A jovem observava as ondas brancas e revoltas do mar, naquela tarde nebulosa. Nuvens negras e baixas vinham mostrar-se à humanidade que logo se recolhia as suas casas, coretos, as coberturas e aos abrigos quaisquer que oferecessem proteção da tempestade que se derramaria sobre a cidade. De olhos fixos no horizonte, a garota parecia inabalável perante as oscilações cinzentas do céu e das águas; perdia-se num pensamento que navegava valente na arrebentação voraz.
Nos primeiros pingos gelados de chuva, chegou-se um senhor curvado sobre um velho galho de verniz opaco pelo tempo, e estendeu-lhe a mão num gesto de amparo. Como fosse a única pessoa a conseguir penetrar naquela meditação transcendental, ela acompanhou-o até uma casa abandonada, bem próxima dali, cuja larga varanda permitia que as pessoas pudessem ali descansar. Depois de limpar com as mãos as folhas secas que há muito tempo se depositavam ali, sentaram-se num banco e, calados, olharam o cair da chuva.
A música da ventania e da chuva misturava-se ao quebrar das ondas que gritavam a maré violenta que avançava. Nenhum outro barulho era audível naquele instante, até que o velho deixa cair num susto, o galho que lhe servia de apoio. Diante dela, aquele senhor de idade caminhava para as águas destemido em busca de algo inexplicável, mas à ela compreensível. Poucos segundos foram suficientes para que ele desaparecesse na névoa das ondas e da chuva.

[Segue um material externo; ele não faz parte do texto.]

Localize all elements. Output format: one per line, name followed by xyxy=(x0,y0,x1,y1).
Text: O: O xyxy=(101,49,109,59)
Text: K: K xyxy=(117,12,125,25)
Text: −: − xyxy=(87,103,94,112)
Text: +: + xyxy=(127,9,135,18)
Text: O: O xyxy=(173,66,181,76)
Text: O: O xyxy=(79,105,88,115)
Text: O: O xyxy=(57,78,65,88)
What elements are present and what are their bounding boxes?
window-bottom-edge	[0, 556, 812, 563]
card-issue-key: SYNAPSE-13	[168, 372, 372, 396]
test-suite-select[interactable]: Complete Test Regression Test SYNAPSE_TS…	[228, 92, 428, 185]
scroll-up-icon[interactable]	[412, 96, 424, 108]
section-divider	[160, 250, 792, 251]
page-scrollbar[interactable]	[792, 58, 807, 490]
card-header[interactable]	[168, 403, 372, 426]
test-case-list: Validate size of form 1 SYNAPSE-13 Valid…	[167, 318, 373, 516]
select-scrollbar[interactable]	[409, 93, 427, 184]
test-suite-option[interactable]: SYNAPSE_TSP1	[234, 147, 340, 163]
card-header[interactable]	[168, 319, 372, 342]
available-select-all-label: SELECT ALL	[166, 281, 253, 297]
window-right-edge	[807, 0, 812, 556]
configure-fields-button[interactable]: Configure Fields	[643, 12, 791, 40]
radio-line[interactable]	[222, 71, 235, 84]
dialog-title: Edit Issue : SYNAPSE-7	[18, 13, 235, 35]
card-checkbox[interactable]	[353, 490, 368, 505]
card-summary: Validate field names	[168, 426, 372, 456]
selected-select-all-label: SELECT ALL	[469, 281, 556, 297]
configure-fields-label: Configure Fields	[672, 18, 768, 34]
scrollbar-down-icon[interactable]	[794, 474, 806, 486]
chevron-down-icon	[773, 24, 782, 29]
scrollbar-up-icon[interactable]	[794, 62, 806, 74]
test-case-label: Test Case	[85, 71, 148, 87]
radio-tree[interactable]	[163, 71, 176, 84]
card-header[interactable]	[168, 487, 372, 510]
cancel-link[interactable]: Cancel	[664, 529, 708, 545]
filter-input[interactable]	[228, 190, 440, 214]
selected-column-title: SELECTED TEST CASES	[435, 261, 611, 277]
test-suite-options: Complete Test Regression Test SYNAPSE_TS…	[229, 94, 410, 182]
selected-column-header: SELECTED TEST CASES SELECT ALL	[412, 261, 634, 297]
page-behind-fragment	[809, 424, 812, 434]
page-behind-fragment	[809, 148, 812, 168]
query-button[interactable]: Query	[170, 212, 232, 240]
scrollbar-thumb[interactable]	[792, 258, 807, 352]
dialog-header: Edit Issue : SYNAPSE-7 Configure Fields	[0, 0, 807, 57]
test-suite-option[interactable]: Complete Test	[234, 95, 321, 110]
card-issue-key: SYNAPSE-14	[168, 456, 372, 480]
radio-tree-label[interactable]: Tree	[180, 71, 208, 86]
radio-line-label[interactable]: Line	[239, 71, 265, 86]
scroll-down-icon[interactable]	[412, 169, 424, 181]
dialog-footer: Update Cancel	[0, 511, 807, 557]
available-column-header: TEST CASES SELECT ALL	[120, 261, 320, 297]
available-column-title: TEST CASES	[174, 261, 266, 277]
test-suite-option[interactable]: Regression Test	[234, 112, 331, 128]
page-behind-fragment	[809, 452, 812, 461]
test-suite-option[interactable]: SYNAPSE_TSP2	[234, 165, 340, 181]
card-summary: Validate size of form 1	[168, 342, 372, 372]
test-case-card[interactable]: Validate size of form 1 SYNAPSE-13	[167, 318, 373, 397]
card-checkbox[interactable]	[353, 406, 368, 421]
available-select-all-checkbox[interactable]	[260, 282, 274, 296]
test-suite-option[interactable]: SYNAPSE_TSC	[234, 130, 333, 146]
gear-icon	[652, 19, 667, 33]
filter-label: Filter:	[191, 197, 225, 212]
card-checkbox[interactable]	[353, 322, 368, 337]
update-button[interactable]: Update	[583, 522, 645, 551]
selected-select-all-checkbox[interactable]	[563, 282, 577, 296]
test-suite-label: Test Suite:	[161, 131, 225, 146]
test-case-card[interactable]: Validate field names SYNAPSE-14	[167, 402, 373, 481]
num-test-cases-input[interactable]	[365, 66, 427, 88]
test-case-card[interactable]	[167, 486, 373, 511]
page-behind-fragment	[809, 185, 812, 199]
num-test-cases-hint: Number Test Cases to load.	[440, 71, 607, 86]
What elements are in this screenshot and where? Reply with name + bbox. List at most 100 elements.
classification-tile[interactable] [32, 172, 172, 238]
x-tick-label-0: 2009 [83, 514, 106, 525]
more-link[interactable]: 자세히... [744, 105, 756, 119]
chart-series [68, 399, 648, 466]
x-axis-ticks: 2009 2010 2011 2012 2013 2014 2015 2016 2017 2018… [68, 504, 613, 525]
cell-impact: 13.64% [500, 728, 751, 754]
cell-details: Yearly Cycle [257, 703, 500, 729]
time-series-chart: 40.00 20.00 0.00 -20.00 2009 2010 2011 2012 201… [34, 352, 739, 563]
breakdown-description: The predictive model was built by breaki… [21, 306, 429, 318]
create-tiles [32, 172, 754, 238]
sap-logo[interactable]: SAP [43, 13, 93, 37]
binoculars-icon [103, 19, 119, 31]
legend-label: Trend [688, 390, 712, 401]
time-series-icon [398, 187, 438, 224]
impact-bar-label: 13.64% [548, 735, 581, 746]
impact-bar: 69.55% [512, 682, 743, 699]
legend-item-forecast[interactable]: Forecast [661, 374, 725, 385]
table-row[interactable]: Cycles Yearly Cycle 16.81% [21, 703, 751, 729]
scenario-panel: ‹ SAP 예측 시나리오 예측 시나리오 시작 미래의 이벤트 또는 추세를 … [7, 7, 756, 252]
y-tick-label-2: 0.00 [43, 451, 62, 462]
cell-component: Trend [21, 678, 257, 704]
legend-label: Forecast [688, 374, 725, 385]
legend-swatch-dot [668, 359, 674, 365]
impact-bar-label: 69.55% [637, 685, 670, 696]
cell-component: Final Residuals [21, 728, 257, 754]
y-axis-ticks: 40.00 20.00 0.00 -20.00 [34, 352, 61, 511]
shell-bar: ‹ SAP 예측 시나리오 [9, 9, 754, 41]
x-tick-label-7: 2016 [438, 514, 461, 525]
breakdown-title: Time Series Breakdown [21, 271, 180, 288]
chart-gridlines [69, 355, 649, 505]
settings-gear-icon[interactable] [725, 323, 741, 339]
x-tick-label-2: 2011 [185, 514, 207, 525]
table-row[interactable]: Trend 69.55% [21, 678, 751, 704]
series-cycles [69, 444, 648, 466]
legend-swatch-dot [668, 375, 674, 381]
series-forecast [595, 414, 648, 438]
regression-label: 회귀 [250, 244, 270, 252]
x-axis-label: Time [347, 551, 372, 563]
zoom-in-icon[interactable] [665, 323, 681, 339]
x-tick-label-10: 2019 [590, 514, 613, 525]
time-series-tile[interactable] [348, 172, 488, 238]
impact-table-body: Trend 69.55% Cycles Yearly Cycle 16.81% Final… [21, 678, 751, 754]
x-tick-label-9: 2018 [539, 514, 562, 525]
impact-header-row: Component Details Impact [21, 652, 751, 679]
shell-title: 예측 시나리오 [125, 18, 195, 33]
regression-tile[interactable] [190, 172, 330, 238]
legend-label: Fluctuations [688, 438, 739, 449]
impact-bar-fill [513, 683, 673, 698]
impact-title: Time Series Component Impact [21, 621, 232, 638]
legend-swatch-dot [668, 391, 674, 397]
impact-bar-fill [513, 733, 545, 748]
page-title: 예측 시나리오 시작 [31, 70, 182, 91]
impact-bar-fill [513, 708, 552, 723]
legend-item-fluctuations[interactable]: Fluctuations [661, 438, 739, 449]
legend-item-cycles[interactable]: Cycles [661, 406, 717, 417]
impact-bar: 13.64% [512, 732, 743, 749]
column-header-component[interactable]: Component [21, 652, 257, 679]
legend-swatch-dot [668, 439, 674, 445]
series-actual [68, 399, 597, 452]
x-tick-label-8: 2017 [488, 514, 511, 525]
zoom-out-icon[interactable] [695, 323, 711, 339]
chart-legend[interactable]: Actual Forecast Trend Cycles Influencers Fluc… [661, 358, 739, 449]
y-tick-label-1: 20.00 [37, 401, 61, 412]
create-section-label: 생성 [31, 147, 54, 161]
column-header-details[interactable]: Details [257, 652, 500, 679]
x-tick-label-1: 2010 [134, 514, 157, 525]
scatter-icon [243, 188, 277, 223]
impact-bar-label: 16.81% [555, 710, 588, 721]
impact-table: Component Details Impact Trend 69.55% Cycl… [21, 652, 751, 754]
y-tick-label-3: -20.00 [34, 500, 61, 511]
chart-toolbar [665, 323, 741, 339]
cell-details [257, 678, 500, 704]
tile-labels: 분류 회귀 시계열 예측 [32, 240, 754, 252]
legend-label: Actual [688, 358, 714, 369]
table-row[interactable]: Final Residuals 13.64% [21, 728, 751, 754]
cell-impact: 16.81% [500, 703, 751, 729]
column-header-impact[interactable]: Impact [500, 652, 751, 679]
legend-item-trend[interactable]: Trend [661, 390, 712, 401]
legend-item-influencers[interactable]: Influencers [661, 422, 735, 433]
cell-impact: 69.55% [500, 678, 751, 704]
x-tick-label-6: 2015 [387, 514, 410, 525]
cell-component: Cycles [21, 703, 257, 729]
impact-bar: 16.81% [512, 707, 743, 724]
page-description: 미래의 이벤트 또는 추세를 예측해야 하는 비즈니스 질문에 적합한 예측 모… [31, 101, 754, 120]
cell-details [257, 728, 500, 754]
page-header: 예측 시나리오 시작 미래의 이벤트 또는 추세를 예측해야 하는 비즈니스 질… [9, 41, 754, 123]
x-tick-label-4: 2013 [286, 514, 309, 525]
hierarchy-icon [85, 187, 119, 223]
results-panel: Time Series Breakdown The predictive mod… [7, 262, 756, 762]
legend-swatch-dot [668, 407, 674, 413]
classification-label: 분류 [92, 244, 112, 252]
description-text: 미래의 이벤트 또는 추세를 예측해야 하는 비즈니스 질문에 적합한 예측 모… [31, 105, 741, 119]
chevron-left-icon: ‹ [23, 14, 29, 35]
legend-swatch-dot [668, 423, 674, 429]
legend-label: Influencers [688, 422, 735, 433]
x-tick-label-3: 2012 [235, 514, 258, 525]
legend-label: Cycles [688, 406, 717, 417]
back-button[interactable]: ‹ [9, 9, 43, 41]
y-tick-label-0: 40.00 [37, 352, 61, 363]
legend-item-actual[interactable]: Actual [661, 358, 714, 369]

Estática, ela se deixou levar pelas imagens que lhe proporcionavam o devaneio, e começou a imaginar o que haveria nas origens de cada ciclo, de cada onda, no formar e desmanchar das ondas, na areia molhada, nos peixes, no azul, no oceano. De repente, percebe que a cada nova onda, uma expressão de tristeza, de alegria, de revolta, se revezavam como se contassem uma história. Um conto que aos poucos acalmava os deuses e abençoava os homens, diluindo a tempestade.
O som melodioso de gaivotas desperta-lhe depois de longas horas distraída, e mostra-lhe o horizonte ensolarado e a calmaria que se transfigurou depois daquele tempo revolto. Chama-lhe a atenção um garoto que corre sorridente pela areia, brincando com as espumas amareladas das ondas que espirravam em seus pés. Seu rosto familiar trouxe-lhe não apenas uma revelação como também a consciência de toda uma vida.
Ela se abaixa e pega aquele velho galho que o senhor deixara cair pouco antes de atirar-se ao horizonte nebuloso; apoia-se nele, e olha seu reflexo já envelhecida, na janela de vidros empoeirados da casa abandonada. Eis que a jovem de outrora, viu passar por seus olhos contemplativos todas as intempéries de sua vida, sem notar que o tempo impiedosamente levou-lhe a juventude ao adentrar nas névoas da maré.
Agora aquela velha senhora apoia-se naquele mesmo galho, deixado pela antiga geração, e sabe que um dia, um jovem dar-se-á conta, de que precisa daquele apoio. Misterioso tempo que passa nos distraindo.